Similar to Chateau d’If, Bourtzi Fortress in Nafplio Greece is another island fortress in Europe. You can read everything about Nafplio here.

This image shows the view of Marseille and Notre-Dame de La Garde from the top of the Chateau d'If, probably the top place to visit in Marseille in 2 days.
View of Marseille from Chateau d’If, one of the best places to visit in Marseille in 2 days

Chateau d’If sits on its own little island – the smallest of the four that comprise the Frioul Archipelago. Therefore, it can only be reached by boat.

The best way to get to Chateau d’If is by the Frioul-If-Express ferries. They run from the Old Port to the Frioul Islands and Chateau d’If – weather permitting. Keep in mind that you may have to brace for some fairly long queues to get your tickets. However, you can plan your trip to Chateau d’ If in advance and buy your tickets the previous day.
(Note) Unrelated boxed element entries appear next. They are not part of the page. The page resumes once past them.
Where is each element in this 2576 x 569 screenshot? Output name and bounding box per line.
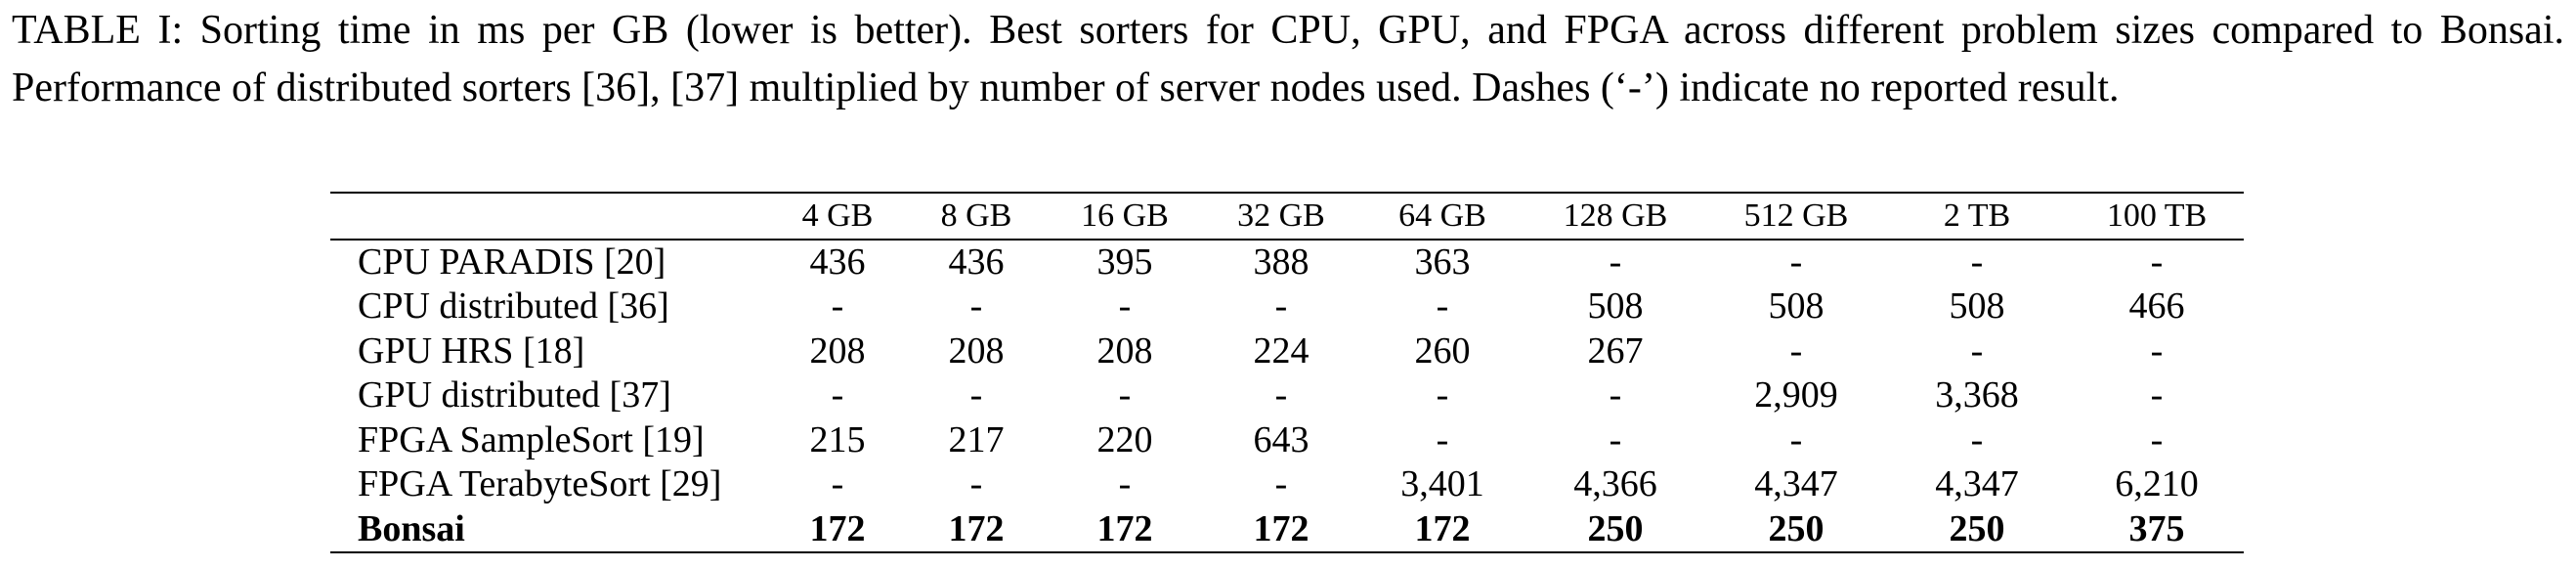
header-name-column (330, 193, 772, 240)
table-cell: - (831, 463, 844, 504)
table-cell: - (1970, 418, 1984, 460)
table-cell: - (1609, 418, 1622, 460)
header-cell: 64 GB (1398, 197, 1486, 234)
table-cell: 4,366 (1573, 463, 1657, 504)
table-cell: 643 (1253, 418, 1309, 460)
table-cell: 436 (948, 241, 1005, 283)
table-cell: 208 (809, 329, 866, 372)
table-row: GPU distributed [37] - - - - - - 2,909 3,368 - (330, 373, 2244, 418)
table-cell: 172 (1096, 507, 1153, 549)
row-label: GPU HRS [18] (358, 329, 585, 372)
table-cell: - (1436, 285, 1449, 327)
table-cell: 250 (1949, 507, 2005, 549)
table-cell: - (831, 374, 844, 416)
table-cell: - (1789, 329, 1803, 372)
table-cell: - (2150, 374, 2164, 416)
table-cell: - (1436, 418, 1449, 460)
table-cell: - (1609, 374, 1622, 416)
table-cell: 6,210 (2115, 463, 2199, 504)
table-cell: - (1274, 285, 1288, 327)
table-cell: - (1970, 329, 1984, 372)
header-cell: 4 GB (801, 197, 874, 234)
sorting-time-table-container: 4 GB 8 GB 16 GB 32 GB 64 GB 128 GB 512 GB 2 TB 1… (330, 192, 2244, 553)
table-cell: - (1970, 241, 1984, 283)
table-row: FPGA SampleSort [19] 215 217 220 643 - - - - - (330, 418, 2244, 463)
table-cell: 267 (1587, 329, 1644, 372)
table-cell: - (2150, 241, 2164, 283)
table-cell: - (1118, 285, 1132, 327)
table-cell: 4,347 (1754, 463, 1838, 504)
table-cell: - (1609, 241, 1622, 283)
table-cell: 220 (1096, 418, 1153, 460)
sorting-time-table: 4 GB 8 GB 16 GB 32 GB 64 GB 128 GB 512 GB 2 TB 1… (330, 192, 2244, 553)
table-cell: 172 (1253, 507, 1309, 549)
table-cell: 172 (1414, 507, 1471, 549)
table-cell: 395 (1096, 241, 1153, 283)
table-cell: - (2150, 329, 2164, 372)
table-cell: 172 (948, 507, 1005, 549)
row-label: FPGA SampleSort [19] (358, 418, 705, 460)
table-cell: 217 (948, 418, 1005, 460)
table-cell: - (1274, 374, 1288, 416)
header-cell: 2 TB (1943, 197, 2011, 234)
table-cell: 2,909 (1754, 374, 1838, 416)
row-label: Bonsai (358, 507, 465, 549)
header-cell: 32 GB (1237, 197, 1325, 234)
table-cell: 250 (1768, 507, 1825, 549)
header-cell: 512 GB (1743, 197, 1849, 234)
table-cell: 3,368 (1935, 374, 2019, 416)
table-cell: 260 (1414, 329, 1471, 372)
table-cell: 4,347 (1935, 463, 2019, 504)
table-cell: - (969, 285, 983, 327)
table-cell: 208 (948, 329, 1005, 372)
table-cell: - (1436, 374, 1449, 416)
table-cell: 508 (1587, 285, 1644, 327)
table-cell: - (1789, 241, 1803, 283)
table-header-row: 4 GB 8 GB 16 GB 32 GB 64 GB 128 GB 512 GB 2 TB 1… (330, 193, 2244, 240)
table-cell: 508 (1768, 285, 1825, 327)
table-cell: 250 (1587, 507, 1644, 549)
header-cell: 100 TB (2106, 197, 2208, 234)
table-cell: - (1118, 463, 1132, 504)
table-cell: 224 (1253, 329, 1309, 372)
table-body: CPU PARADIS [20] 436 436 395 388 363- - - - CPU d… (330, 240, 2244, 552)
table-cell: - (2150, 418, 2164, 460)
table-row: FPGA TerabyteSort [29] - - - - 3,401 4,366 4,34… (330, 462, 2244, 507)
table-cell: - (969, 463, 983, 504)
table-row: CPU PARADIS [20] 436 436 395 388 363 - - - - (330, 240, 2244, 285)
table-cell: 508 (1949, 285, 2005, 327)
table-cell: - (1789, 418, 1803, 460)
row-label: FPGA TerabyteSort [29] (358, 463, 722, 504)
table-cell: 208 (1096, 329, 1153, 372)
table-cell: - (831, 285, 844, 327)
header-cell: 16 GB (1081, 197, 1169, 234)
table-row-bonsai: Bonsai 172 172 172 172 172 250 250 250 375 (330, 507, 2244, 552)
table-cell: - (1274, 463, 1288, 504)
table-cell: 3,401 (1400, 463, 1484, 504)
row-label: CPU PARADIS [20] (358, 241, 666, 283)
header-cell: 8 GB (940, 197, 1012, 234)
table-row: CPU distributed [36] - - - - - 508 508 508 466 (330, 284, 2244, 329)
table-cell: 172 (809, 507, 866, 549)
header-cell: 128 GB (1563, 197, 1668, 234)
table-cell: 436 (809, 241, 866, 283)
row-label: CPU distributed [36] (358, 285, 669, 327)
table-caption: TABLE I: Sorting time in ms per GB (lowe… (12, 8, 2564, 110)
table-cell: 215 (809, 418, 866, 460)
table-cell: 388 (1253, 241, 1309, 283)
row-label: GPU distributed [37] (358, 374, 671, 416)
table-row: GPU HRS [18] 208 208 208 224 260 267 - - - (330, 329, 2244, 374)
table-cell: - (969, 374, 983, 416)
table-cell: 466 (2128, 285, 2185, 327)
table-cell: 363 (1414, 241, 1471, 283)
table-cell: 375 (2128, 507, 2185, 549)
table-cell: - (1118, 374, 1132, 416)
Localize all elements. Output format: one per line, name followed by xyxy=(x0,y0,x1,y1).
You can also extend your trip and explore the other islands that make up the Frioul Archipelago: Pomegue, Ratonneau and Tiboulen. The larger islands of Pomegue and Ratonneau are linked by a causeway. Once you hop off the boat at Port Frioul on Ratonneau Island, you can spend a leisurely amount of time snorkelling, swimming and hiking, in a landscape dotted with hidden coves and scenic ruins.

Check out the ferries schedule to Chateau d’If and the Frioul Islands here.

This image shows Chateau d'If as seen from the ferry. A colourful boat sails in front of the island.
The Frioul Archipelago is ideal for a boat trip from Marseille

Palais Longchamp

You could easily spend the entire day lounging on the islands and bathing in the Mediterranean Sea. Yet, if you’re eager to check out a couple more of Marseille attractions, make a trip back inland to the Palais Longchamp

This neoclassical beauty offers the cooling sight of an elaborate fountain with waterfalls at its heart. The two wings that frame the water feature a museum each. The Musee des Beaux-Arts, which contains some paintings and sculptures by French masters, and the Muséum d’Histoire Naturelle de Marseille (Natural History Museum of Marseille).

Cours Julien

If you still have a little time left at the tail end of your 48 hours in Marseille, descend from Palais Longchamp to Cours Julien, a little enclave of artistic creators and indie boutiques. Cours Julien is famous for being one of the trendiest, hippest parts of Marseille. Its colourful streets explode with vibrant murals. These are complemented by some of the city’s finest bars and buzziest nightlife.

Make sure not to miss the Instagram-famous rainbow-hued staircase. The latter connects Cours Julien to the Old Port. You can then pick one of the area’s lively restaurants for your last dinner in Marseille.

This image shows a pasta dish with spinach and cheese.
We never say no to a delicious dish of pasta and the quaint restaurants at Cours Julien didn’t disappoint

Alternatively, if the weather is good, you can wrap up your 2-day Marseille itinerary in style by enjoying dinner on a harbour cruise, watching the sun sink below the horizon as you chow down on a buffet from the deck of a catamaran.

So, Is Marseille Worth Visiting?

Marseille might not be as popular as other destinations in France, such as Paris or the French Riviera. Yet, it’s an amazing place to escape to if you want to fill your eyes with the dazzling blue of the Mediterranean Sea and feel the vibes of a cultural melting pot like no other.

And if this Marseille in 2 days trip leaves you hungry for more, Marseille can be the perfect base for a unique road trip across the dreamy Provence region.